Total internal reflection fluorescence microscope optics.
Research
I am broadly interested in living matter and am currently focussing on its mechanical properties and motion at the molecular and cellular levels. Below you can find some more details about projects I am currently working on. Please direct inquiries to aebrown at physics dot upenn dot edu.
Hybrid TIRF/AFM Combines Molecular Specificity with High Resolution
New insights in biology often depend on new technologies that open windows on
nature on ever finer scales. To this end, I am working on a hybrid total internal reflection fluorescence and atomic force
microscopy (TIRF/AFM) that can both image and manipulate biological samples in their native aqueous environment with
nanometer precision.
A cartoon of the experimental geometry of our TIRF/AFM instrument is shown at the right. The flexible AFM cantilever is scanned over the surface to produce an image while a laser is used to excite sample fluorescence through the objective of an inverted optical microscope. In this way, a combined fluorescence (a) and topographic (b) image can be generated. Using specific fluorescent antibodies, TIRF imaging yields spatial and chemical information, in this case revealing the presence of microtubules in a chick axon. In contrast, AFM reveals finer structural details at the growth cone tip and also quantitative height information that can be used to determine the arrangement of microtubule bundles in the axon (white rectangle) that is not clear from the TIRF image alone.
Single Molecule Mechanics
AFM can also be used in force mode to investigate the mechanics of biological
molecules one at a time. In this experiment, a flexible cantilever with a sharp tip is repeatedly brought into contact with
a surface covered in a molecule of interest and retracted. When the tip is retracted, sometimes a non-specifically adsorbed
molecule is extended from the surface. By monitoring the deflection of the cantilever, we can generate a force-extension
curve that contains information about the mechanics of single molecules. Molecules of current interest include cytoskeletal
proteins like spectrin and filamin and fibrinogen, the protein that forms the scaffold of blood clots.

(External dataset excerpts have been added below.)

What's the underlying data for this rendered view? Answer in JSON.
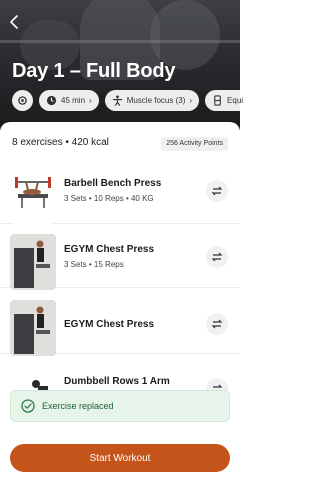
{
  "header": {
    "back_icon": "chevron-left-icon",
    "title": "Day 1 – Full Body"
  },
  "chips": [
    {
      "icon": "settings-icon",
      "label": ""
    },
    {
      "icon": "clock-icon",
      "label": "45 min"
    },
    {
      "icon": "body-icon",
      "label": "Muscle focus (3)"
    },
    {
      "icon": "equipment-icon",
      "label": "Equi"
    }
  ],
  "summary": {
    "text": "8 exercises • 420 kcal",
    "points": "256 Activity Points"
  },
  "exercises": [
    {
      "name": "Barbell Bench Press",
      "meta": "3 Sets • 10 Reps • 40 KG"
    },
    {
      "name": "EGYM Chest Press",
      "meta": "3 Sets • 15 Reps"
    },
    {
      "name": "EGYM Chest Press",
      "meta": ""
    },
    {
      "name": "Dumbbell Rows 1 Arm",
      "meta": ""
    }
  ],
  "toast": {
    "icon": "check-circle-icon",
    "text": "Exercise replaced"
  },
  "cta": {
    "label": "Start Workout"
  },
  "colors": {
    "accent": "#c5541a",
    "toast_bg": "#e6f4ea",
    "toast_text": "#1e5c36"
  }
}
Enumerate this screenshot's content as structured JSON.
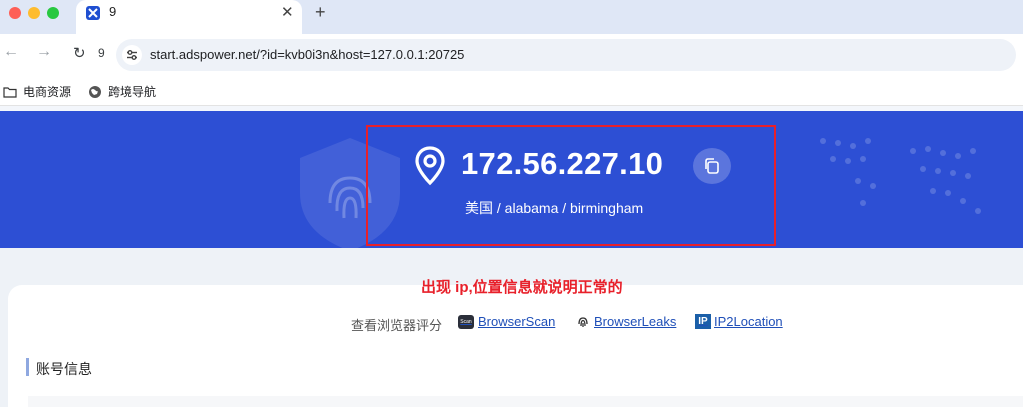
{
  "browser": {
    "tab": {
      "title": "9",
      "favicon": "adspower-logo-icon"
    },
    "toolbar": {
      "reload_count": "9"
    },
    "url": "start.adspower.net/?id=kvb0i3n&host=127.0.0.1:20725",
    "bookmarks": [
      {
        "label": "电商资源",
        "icon": "folder-icon"
      },
      {
        "label": "跨境导航",
        "icon": "globe-icon"
      }
    ]
  },
  "hero": {
    "ip": "172.56.227.10",
    "location": "美国 / alabama / birmingham",
    "highlight_color": "#e8202a",
    "background_color": "#2d4fd4"
  },
  "main": {
    "notice": "出现 ip,位置信息就说明正常的",
    "score_label": "查看浏览器评分",
    "links": [
      {
        "label": "BrowserScan",
        "badge": "Scan"
      },
      {
        "label": "BrowserLeaks",
        "icon": "fingerprint-icon"
      },
      {
        "label": "IP2Location",
        "badge": "IP"
      }
    ],
    "section_title": "账号信息"
  }
}
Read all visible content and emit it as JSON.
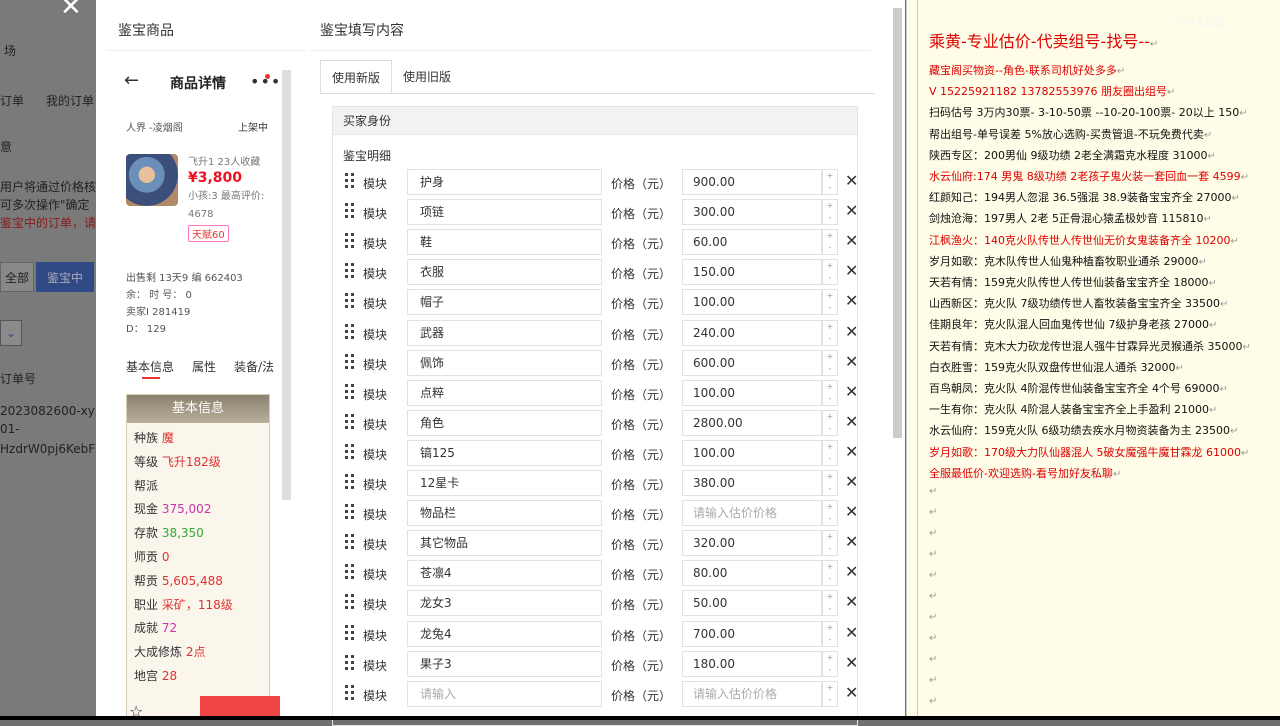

Microtubule Mechanics and Intracellular Transport
Microtubules are stiff biological polymers that form a critical
part of the cellular cytoskeleton. Microtubules are often thought of as relatively static highways used by molecular motors
like kinesin and dynein to transport cargoes from one end of the cell to another. In some cases, this can be a good
approximation, but we have found that microtubules writhe wildly inside of many cell types. These fluctuations are not
thermal, but are in fact driven by the action of molecular motors. The image on the left shows the standard deviation of
intensity at each pixel over the course of a fluorescent movie of microtubules in a drosophila S2 cell. Regions with
significant motion appear brighter giving the cell interior the appearance of an intense flame. Interestingly, these
fluctuations can be harnessed by cellular cargoes to speed their transport so in some cases a better analogy for
microtubules than a system of highways is a chaotic molecular stir-bar to enhance diffusion!